Olten: SBB und Stadt entwickeln das Areal Bahnhof Nord.

Die SBB und die Stadt Olten wollen das zentral gelegene Areal Bahnhof Nord nachhaltig und etappenweise entwickeln. An der heutigen Medienkonferenz haben Vertreter der SBB, der Stadt Olten und des Kantons Solothurn anlässlich der Planauflage über das Projekt informiert.

Im letzten Jahr haben die Stadt Olten und die SBB die Bevölkerung im Rahmen der Mitwirkung zum Gestaltungsplanverfahren über das Projekt Areal Bahnhof Nord informiert. Die Oltnerinnen und Oltner haben davon Gebrauch gemacht und zahlreiche Anregungen und Hinweise eingebracht. «Dass der Tenor dieser Rückmeldungen eindeutig positiv war, hat uns sehr gefreut», sagte der Oltner Stadtpräsident Martin Wey gegenüber den Medien.

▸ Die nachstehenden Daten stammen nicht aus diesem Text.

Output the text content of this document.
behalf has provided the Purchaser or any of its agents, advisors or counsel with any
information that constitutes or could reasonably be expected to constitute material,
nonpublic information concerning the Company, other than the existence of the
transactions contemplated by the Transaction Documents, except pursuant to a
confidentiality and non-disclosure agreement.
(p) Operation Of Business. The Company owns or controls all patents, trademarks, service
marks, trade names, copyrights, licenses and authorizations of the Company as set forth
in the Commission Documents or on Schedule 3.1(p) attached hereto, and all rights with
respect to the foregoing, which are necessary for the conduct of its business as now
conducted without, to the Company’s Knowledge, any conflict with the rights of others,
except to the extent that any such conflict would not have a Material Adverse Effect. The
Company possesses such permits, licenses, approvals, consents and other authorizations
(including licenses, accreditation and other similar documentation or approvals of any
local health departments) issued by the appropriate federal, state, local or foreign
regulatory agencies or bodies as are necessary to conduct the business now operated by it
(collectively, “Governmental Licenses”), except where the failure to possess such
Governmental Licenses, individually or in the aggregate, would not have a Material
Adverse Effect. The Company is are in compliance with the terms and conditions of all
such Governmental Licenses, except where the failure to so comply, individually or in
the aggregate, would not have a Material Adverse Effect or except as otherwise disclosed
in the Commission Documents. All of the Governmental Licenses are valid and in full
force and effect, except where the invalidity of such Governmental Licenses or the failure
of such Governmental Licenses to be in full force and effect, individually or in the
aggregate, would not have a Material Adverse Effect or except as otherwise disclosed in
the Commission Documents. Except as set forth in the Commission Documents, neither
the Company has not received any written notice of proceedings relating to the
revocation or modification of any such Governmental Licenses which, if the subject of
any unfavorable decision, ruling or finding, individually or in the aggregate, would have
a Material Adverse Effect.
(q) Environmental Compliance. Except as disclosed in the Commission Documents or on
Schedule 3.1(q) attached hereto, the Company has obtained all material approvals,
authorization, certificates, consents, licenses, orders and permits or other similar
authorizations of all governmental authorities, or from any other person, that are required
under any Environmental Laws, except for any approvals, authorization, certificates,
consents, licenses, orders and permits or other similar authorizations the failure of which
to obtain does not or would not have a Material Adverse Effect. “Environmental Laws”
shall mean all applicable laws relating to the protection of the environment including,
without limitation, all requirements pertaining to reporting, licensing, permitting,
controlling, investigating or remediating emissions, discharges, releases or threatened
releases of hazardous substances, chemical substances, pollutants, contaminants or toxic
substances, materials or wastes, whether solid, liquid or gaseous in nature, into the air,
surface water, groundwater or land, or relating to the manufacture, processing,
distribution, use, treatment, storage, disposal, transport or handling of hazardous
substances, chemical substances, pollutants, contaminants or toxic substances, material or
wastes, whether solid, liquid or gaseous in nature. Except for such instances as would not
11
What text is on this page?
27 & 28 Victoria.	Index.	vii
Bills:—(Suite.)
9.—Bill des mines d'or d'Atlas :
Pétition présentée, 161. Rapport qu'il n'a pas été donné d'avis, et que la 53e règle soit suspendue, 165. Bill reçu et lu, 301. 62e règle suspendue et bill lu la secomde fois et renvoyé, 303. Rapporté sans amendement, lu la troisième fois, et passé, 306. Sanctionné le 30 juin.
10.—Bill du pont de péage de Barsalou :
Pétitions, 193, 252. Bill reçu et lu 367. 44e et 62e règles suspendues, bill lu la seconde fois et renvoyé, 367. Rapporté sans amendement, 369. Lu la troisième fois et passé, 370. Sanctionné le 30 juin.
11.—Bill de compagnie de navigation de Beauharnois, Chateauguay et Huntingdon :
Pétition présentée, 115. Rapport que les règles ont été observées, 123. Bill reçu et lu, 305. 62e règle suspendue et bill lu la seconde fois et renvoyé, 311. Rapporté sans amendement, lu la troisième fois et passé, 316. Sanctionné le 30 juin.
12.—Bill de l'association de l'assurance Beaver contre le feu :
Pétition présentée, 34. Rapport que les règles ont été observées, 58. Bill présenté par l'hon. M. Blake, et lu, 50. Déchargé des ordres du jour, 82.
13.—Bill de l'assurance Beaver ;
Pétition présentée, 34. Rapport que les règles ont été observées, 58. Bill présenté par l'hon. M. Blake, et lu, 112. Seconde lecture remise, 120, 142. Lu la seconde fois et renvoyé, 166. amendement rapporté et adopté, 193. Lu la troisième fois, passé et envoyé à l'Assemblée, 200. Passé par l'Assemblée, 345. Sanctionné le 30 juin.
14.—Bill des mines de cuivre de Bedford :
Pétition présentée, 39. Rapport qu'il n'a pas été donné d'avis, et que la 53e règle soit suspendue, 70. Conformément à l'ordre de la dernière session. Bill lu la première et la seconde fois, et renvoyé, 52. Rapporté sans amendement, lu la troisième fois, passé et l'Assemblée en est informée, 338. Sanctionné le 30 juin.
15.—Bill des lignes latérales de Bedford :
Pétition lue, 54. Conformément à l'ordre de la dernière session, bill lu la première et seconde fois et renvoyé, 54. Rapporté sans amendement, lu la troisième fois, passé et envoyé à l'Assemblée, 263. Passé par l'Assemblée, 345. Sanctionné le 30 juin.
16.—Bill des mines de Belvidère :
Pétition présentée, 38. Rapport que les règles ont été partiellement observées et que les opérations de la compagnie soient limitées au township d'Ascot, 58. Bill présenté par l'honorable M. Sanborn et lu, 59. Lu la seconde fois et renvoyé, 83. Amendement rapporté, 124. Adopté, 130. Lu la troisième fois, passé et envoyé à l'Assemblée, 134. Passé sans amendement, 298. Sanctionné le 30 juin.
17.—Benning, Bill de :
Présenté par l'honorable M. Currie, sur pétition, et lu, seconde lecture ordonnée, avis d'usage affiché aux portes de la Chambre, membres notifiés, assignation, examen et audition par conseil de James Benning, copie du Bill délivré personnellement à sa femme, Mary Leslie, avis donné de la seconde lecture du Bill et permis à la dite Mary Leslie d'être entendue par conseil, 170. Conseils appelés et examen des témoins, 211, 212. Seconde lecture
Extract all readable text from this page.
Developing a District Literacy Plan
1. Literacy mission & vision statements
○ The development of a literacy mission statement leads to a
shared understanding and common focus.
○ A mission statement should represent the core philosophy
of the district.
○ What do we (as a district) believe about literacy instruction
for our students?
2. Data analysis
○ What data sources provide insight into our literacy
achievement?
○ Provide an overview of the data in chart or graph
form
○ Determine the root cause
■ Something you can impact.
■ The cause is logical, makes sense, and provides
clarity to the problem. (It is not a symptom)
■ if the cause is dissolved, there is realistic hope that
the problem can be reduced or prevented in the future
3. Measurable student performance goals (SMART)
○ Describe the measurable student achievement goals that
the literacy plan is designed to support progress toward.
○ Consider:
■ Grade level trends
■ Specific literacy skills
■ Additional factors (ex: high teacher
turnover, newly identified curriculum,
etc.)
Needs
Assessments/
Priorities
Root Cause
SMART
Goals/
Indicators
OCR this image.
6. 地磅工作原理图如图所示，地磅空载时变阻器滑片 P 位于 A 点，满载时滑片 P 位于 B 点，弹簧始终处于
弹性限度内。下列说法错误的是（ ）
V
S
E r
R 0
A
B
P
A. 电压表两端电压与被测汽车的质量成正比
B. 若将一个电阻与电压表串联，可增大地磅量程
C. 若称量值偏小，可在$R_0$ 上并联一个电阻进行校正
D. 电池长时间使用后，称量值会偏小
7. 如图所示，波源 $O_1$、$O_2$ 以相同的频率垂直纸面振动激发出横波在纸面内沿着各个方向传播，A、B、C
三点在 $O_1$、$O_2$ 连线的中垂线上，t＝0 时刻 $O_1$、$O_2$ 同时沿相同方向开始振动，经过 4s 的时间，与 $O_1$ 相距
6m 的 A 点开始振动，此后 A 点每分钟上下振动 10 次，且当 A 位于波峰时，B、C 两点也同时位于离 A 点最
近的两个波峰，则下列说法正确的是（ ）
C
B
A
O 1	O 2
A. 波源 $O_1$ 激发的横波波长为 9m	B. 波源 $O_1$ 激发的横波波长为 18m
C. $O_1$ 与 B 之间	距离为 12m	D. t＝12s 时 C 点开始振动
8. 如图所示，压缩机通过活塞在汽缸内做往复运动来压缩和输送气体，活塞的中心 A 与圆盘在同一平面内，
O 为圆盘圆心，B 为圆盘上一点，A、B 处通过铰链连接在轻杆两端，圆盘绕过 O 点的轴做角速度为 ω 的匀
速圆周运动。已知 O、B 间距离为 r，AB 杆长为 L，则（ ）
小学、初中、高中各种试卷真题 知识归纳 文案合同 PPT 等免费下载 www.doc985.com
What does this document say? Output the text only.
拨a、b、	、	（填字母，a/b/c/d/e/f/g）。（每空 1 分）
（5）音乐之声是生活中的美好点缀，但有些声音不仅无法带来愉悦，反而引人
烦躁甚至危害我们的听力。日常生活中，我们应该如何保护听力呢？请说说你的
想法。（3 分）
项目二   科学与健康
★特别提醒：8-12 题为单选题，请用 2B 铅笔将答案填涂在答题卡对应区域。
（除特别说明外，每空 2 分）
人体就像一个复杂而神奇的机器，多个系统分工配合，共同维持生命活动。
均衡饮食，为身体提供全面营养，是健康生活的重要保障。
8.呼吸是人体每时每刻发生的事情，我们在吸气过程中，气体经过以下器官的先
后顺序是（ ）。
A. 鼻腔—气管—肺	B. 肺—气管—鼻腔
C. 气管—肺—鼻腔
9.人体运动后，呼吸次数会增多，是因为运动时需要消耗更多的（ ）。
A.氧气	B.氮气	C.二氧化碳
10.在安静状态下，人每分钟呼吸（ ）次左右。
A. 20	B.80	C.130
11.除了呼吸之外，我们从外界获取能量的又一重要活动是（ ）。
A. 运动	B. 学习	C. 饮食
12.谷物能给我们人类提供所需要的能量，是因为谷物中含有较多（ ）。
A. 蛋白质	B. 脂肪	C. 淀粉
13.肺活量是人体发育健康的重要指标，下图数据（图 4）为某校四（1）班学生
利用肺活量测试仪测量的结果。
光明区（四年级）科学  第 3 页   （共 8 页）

Die SBB, die Stadt Olten und der Kanton Solothurn haben gemeinsam einen Gestaltungsplan für das Areal Bahnhof Nord erarbeitet. Dieser regelt die Rahmenbedingungen für die Überbauung des Areals und wird nun öffentlich aufgelegt. Heute haben die Partner über das Projekt informiert. «Das Gebiet soll zu einem attraktiven neuen Stadtteil von Olten werden», sagte Jürg Stöckli, Leiter von SBB Immobilien.

Urbaner Lebensraum wird in Etappen realisiert.

Das knapp drei Hektar grosse Areal Bahnhof Nord befindet sich im Zentrum von Olten, direkt beim Bahnhof. Mit bis zu 2000 neuen Arbeitsplätzen und mindestens 150 Wohnungen soll es zu einem belebten, urbanen Lebensraum werden. Vielseitige Angebote in den Bereichen Gastronomie und Kultur sowie verschiedene Dienstleistungen vervollständigen den nachhaltigen Nutzungsmix. Im Zentrum des Areals wird derzeit die neue Betriebszentrale Mitte gebaut, welche die SBB ab Ende 2014 bis Mitte 2016 schrittweise in Betrieb nehmen wird. Ab 2016 bis 2020 werden auf dem Areal in mehreren Bauetappen die Neubauten realisiert. Die neuen Gebäude werden eine Höhe von bis zu 13 Geschossen – respektive maximal 46 Metern – aufweisen.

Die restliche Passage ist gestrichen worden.